SG: Can you describe your acting experience on set of T. rex Autopsy?

SB: Well, I would hope that my role in that television program didn’t come across as acting. I am not a very good actor. Everything we did in the show was unscripted. We relied our own experiences as scientists who know anatomy well and have done many dissections. It was a lot of fun to pretend to cut up a full-sized T. rex! I think my enthusiasm came across.

SG: You have been in Poland. What do you think is distinctive about  

Poland, Polish people?

SB: I love Poland, it’s one of my favorite countries in the world! I grew up around Chicago, which has more Polish people than any city in the world other than Warsaw (apparently), so I knew many Polish-American kids growing up, and also loved Polish food. From 2008-2012 I visited Poland every summer to work with Grzegorz Niedzwiedzki and search for Triassic dinosaur footprints and bones in the Holy Cross Mountains. We published a lot of papers together. We are still working together but I haven’t been to Poland for a few years now, but hopefully I can come back soon. I am also an editor for Acta Palaeontologica Polonica.

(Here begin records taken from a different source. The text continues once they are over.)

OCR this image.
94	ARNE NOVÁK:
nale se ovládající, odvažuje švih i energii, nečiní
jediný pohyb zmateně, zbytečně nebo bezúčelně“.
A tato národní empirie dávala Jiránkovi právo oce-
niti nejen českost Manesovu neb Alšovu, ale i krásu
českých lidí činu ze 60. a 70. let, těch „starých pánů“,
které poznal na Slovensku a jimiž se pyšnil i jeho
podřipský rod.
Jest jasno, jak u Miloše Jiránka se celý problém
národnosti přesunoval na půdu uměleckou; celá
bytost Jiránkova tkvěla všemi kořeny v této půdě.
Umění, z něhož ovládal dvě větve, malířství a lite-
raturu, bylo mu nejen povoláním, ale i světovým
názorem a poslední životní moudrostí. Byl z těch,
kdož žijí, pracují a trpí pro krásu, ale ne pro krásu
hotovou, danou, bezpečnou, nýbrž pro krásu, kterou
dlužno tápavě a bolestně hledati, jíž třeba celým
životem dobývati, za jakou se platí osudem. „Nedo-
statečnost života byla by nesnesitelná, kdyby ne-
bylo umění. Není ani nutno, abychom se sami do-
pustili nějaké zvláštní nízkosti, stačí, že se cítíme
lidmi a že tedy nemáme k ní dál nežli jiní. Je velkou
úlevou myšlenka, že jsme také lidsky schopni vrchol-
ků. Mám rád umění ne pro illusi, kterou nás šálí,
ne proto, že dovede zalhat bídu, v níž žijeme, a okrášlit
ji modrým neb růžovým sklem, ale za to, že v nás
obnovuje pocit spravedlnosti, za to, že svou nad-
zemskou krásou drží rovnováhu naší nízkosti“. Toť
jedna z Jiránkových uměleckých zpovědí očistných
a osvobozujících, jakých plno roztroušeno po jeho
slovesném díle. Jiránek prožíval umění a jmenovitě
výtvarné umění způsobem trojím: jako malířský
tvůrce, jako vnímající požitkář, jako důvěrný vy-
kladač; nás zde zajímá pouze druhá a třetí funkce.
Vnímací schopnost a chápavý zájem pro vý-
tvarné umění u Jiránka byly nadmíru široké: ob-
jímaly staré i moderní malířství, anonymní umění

SG: What would you like to tell young paleontology enthusiasts?

SB: I think paleontology is such an awesome science. We get to discover things about the past, about how evolution works, about how our Earth has changed over time. It’s not the easiest field to work in–you need to study for a long time to get the right degrees, and there aren’t that many jobs. But for people like me who are obsessed with fossils, it’s totally worth it. Follow your dreams if you want to study paleontology.

I would like to thank to Stephen Brusatte for the interview and to you for reading.